De manera que el aireo de tomos de los sumarios es una práctica prohibida en todo caso y, además, con manifiesto fundamento, ya sea por ministerio del secreto interno o del externo. El poder judicial no debiera verse tan a menudo invadido por quienes, utilizando como único criterio el morbo, se permiten condenar o absolver de manera agreste y aficionada para conseguir una mejora en el índice de audiencia; son demasiados los intereses en juego como para exponerlos impúdicamente, y, además, de un calado democrático tan indiscutible como los derechos fundamentales a la presunción de inocencia, al honor o a la propia imagen. Y, lo que es peor, este manoseo del papel de oficio puede comprometer la independencia judicial, soporte básico del Estado de Derecho. Desde esta perspectiva, bien puede concluirse que, a pesar de las efemérides que quieran celebrarse estos días, la independencia judicial como manifestación principal del derecho fundamental a un proceso con todas las garantías es una de las asignaturas pendientes de nuestra democracia y con demasiada frecuencia se relativiza su contenido. En la cuestión atinente a las relaciones entre medios de comunicación y Administración de justicia se han observado hasta la fecha demasiadas manifestaciones de un completo libertinaje que no tiene remedio aparente y que repercute en la estructura más elemental de la justicia aplicada.

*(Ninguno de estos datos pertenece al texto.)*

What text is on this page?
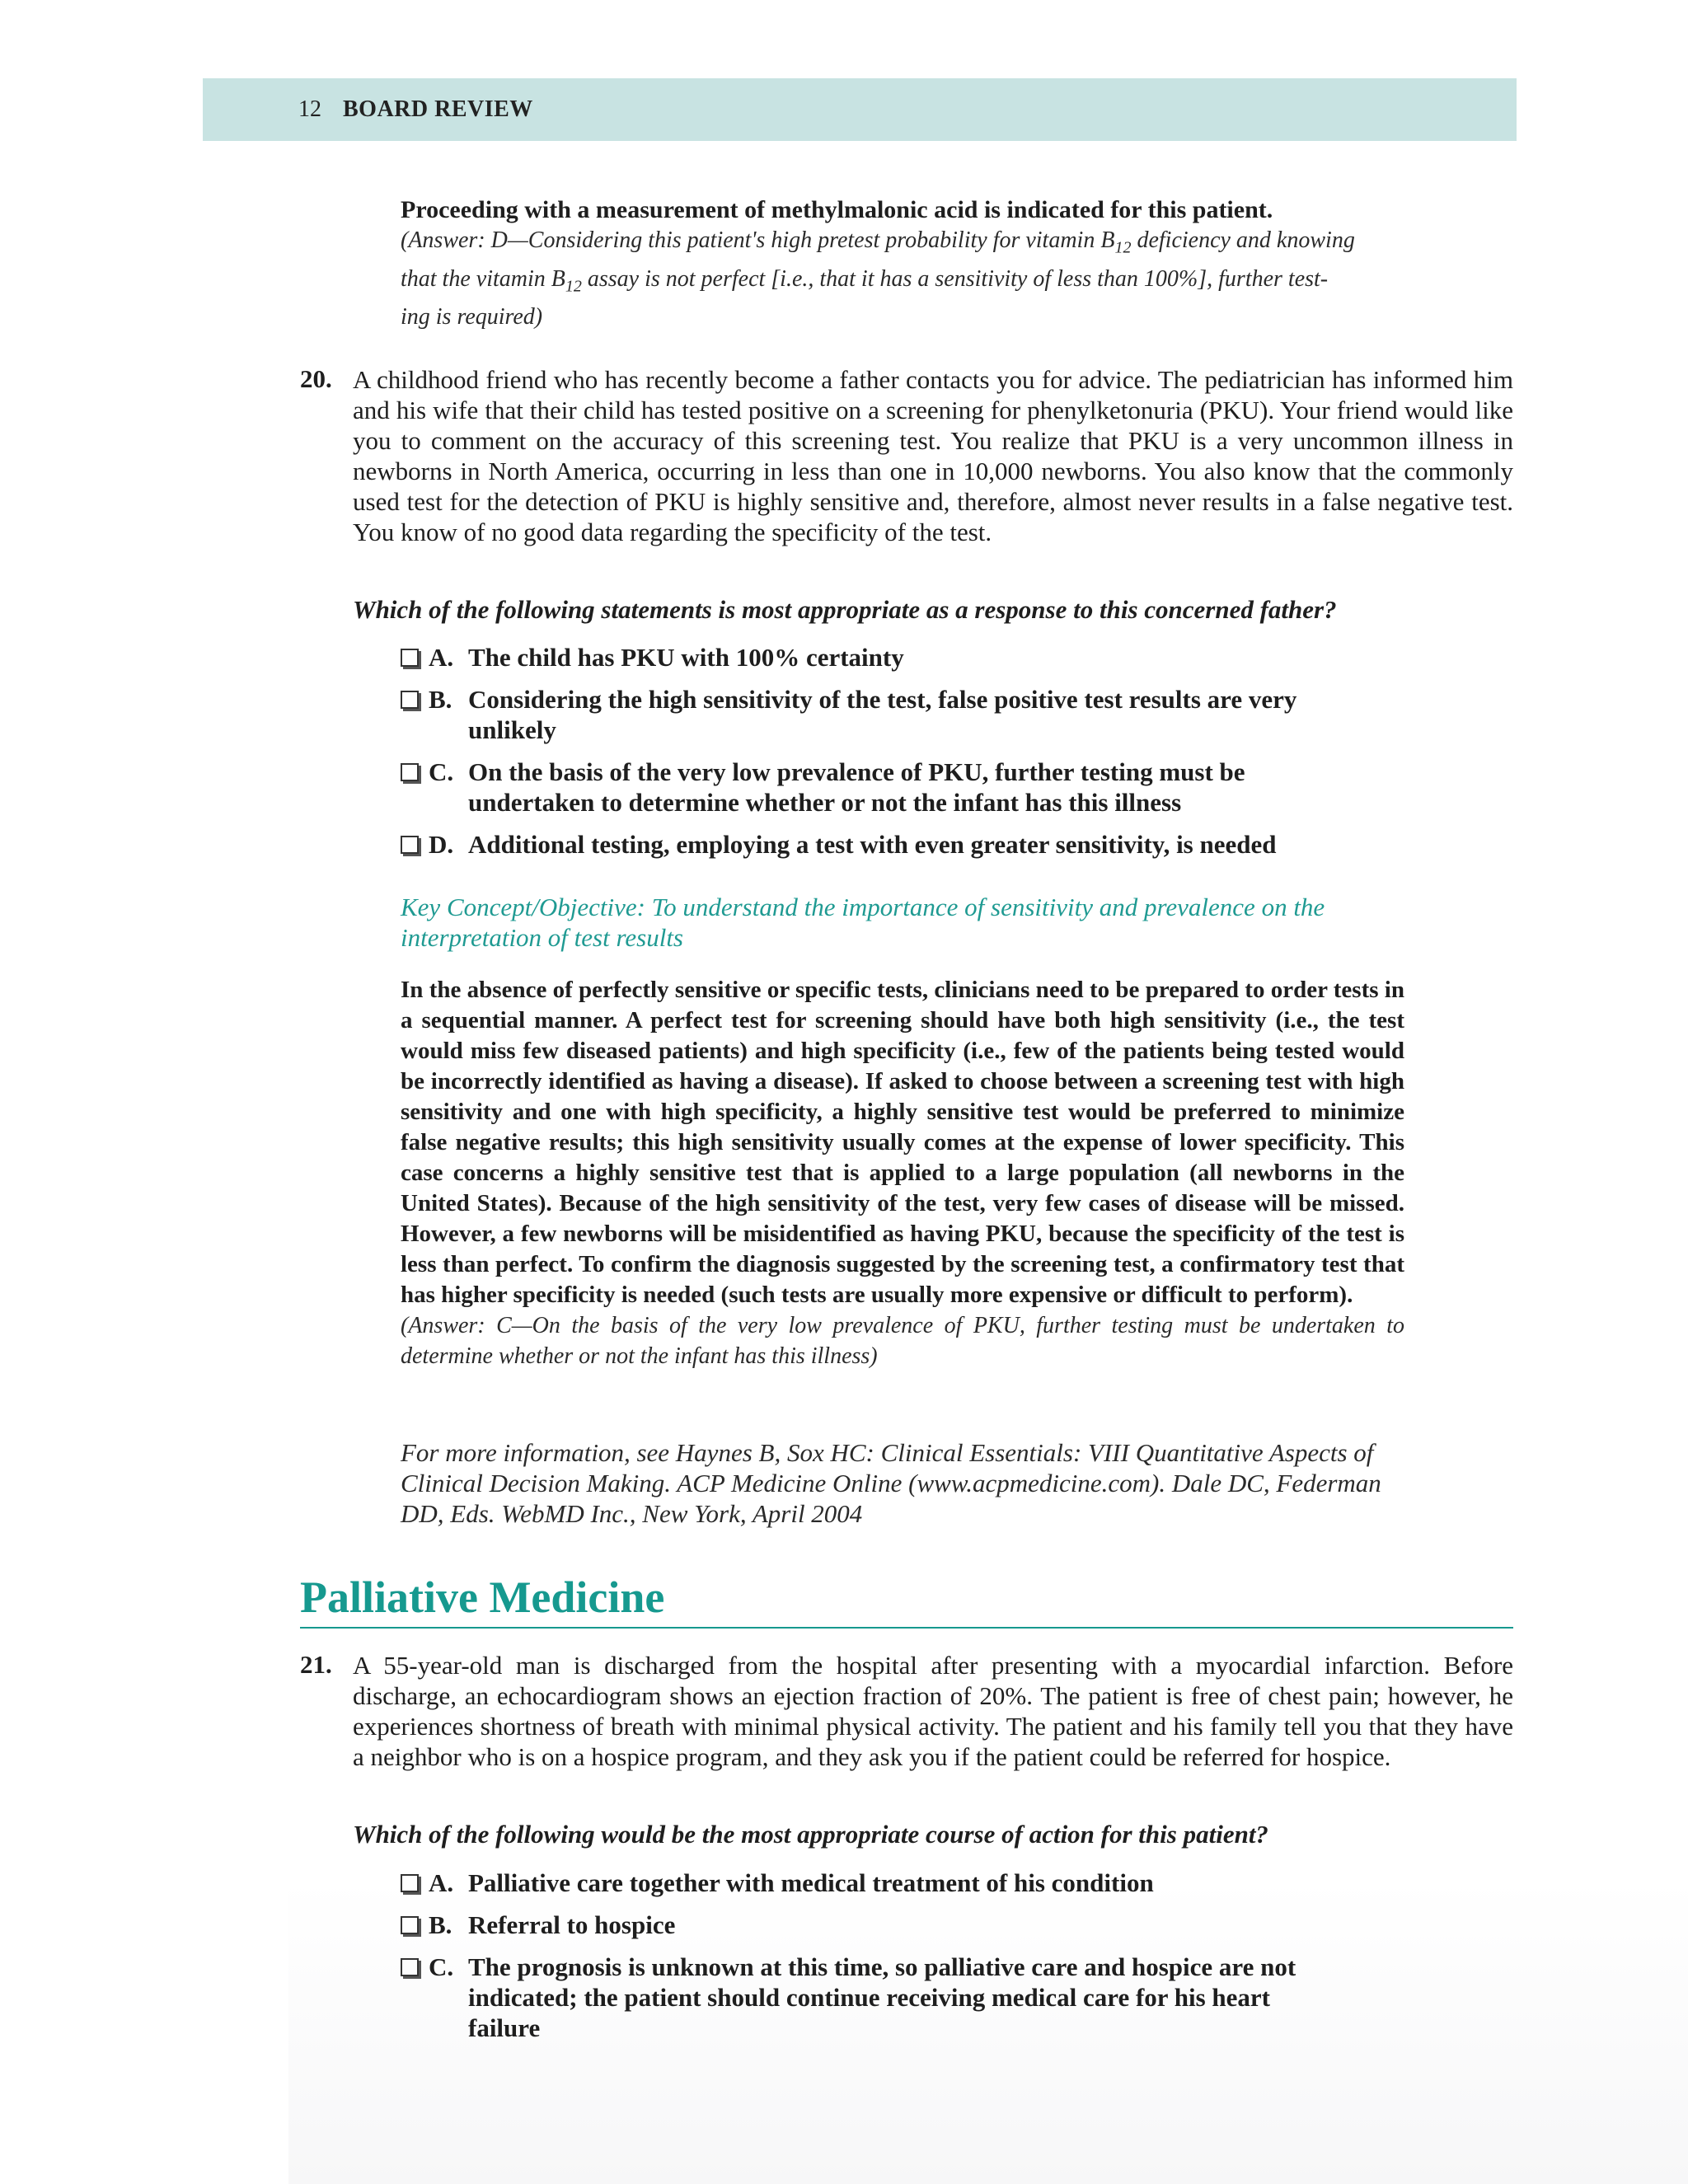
12 BOARD REVIEW

Proceeding with a measurement of methylmalonic acid is indicated for this patient.

(Answer: D—Considering this patient's high pretest probability for vitamin $B_{12}$ deficiency and knowing
that the vitamin $B_{12}$ assay is not perfect [i.e., that it has a sensitivity of less than 100%], further test-
ing is required)
20. A childhood friend who has recently become a father contacts you for advice. The pediatrician has informed him and his wife that their child has tested positive on a screening for phenylketonuria (PKU). Your friend would like you to comment on the accuracy of this screening test. You realize that PKU is a very uncommon illness in newborns in North America, occurring in less than one in 10,000 newborns. You also know that the commonly used test for the detection of PKU is highly sensitive and, therefore, almost never results in a false negative test. You know of no good data regarding the specificity of the test.

Which of the following statements is most appropriate as a response to this concerned father?
A. The child has PKU with 100% certainty
B. Considering the high sensitivity of the test, false positive test results are very unlikely
C. On the basis of the very low prevalence of PKU, further testing must be undertaken to determine whether or not the infant has this illness
D. Additional testing, employing a test with even greater sensitivity, is needed

Key Concept/Objective: To understand the importance of sensitivity and prevalence on the interpretation of test results

In the absence of perfectly sensitive or specific tests, clinicians need to be prepared to order tests in a sequential manner. A perfect test for screening should have both high sensitivity (i.e., the test would miss few diseased patients) and high specificity (i.e., few of the patients being tested would be incorrectly identified as having a disease). If asked to choose between a screening test with high sensitivity and one with high specificity, a highly sensitive test would be preferred to minimize false negative results; this high sensitivity usually comes at the expense of lower specificity. This case concerns a highly sensitive test that is applied to a large population (all newborns in the United States). Because of the high sensitivity of the test, very few cases of disease will be missed. However, a few newborns will be misidentified as having PKU, because the specificity of the test is less than perfect. To confirm the diagnosis suggested by the screening test, a confirmatory test that has higher specificity is needed (such tests are usually more expensive or difficult to perform).

(Answer: C—On the basis of the very low prevalence of PKU, further testing must be undertaken to determine whether or not the infant has this illness)

For more information, see Haynes B, Sox HC: Clinical Essentials: VIII Quantitative Aspects of Clinical Decision Making. ACP Medicine Online (www.acpmedicine.com). Dale DC, Federman DD, Eds. WebMD Inc., New York, April 2004

Palliative Medicine
21. A 55-year-old man is discharged from the hospital after presenting with a myocardial infarction. Before discharge, an echocardiogram shows an ejection fraction of 20%. The patient is free of chest pain; however, he experiences shortness of breath with minimal physical activity. The patient and his family tell you that they have a neighbor who is on a hospice program, and they ask you if the patient could be referred for hospice.

Which of the following would be the most appropriate course of action for this patient?
A. Palliative care together with medical treatment of his condition
B. Referral to hospice
C. The prognosis is unknown at this time, so palliative care and hospice are not indicated; the patient should continue receiving medical care for his heart failure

Conviene por mi parte, además de describir lo que considero un desolador panorama, proponer alguna solución para el futuro. En primer lugar, es recomendable una mayor especialización de los medios de comunicación en materia jurídica, a través, por ejemplo, de iniciativas tan oportunas como el curso Informar en Justicia , desarrollado recientemente en Cáceres, y organizado por el TSJ de Extremadura. Además, se demanda un cierto fortalecimiento de la protección penal de la independencia judicial, anacrónica desde cualquier punto de vista en la actualidad. Y, por último --lo más importante--, es esencial el arraigo efectivo de normas periodísticas de autorregulación que dispongan unas reglas básicas de obligado cumplimiento, y que, en cualquier caso, como mínimo común denominador, respeten los derechos fundamentales mencionados en estas líneas. Si a ello le unimos unas dosis de sometimiento social a las resoluciones judiciales firmes, sin valoraciones ignaras posteriores, podrá decirse que se han sentado las bases para corregir un renglón torcido de nuestra democracia.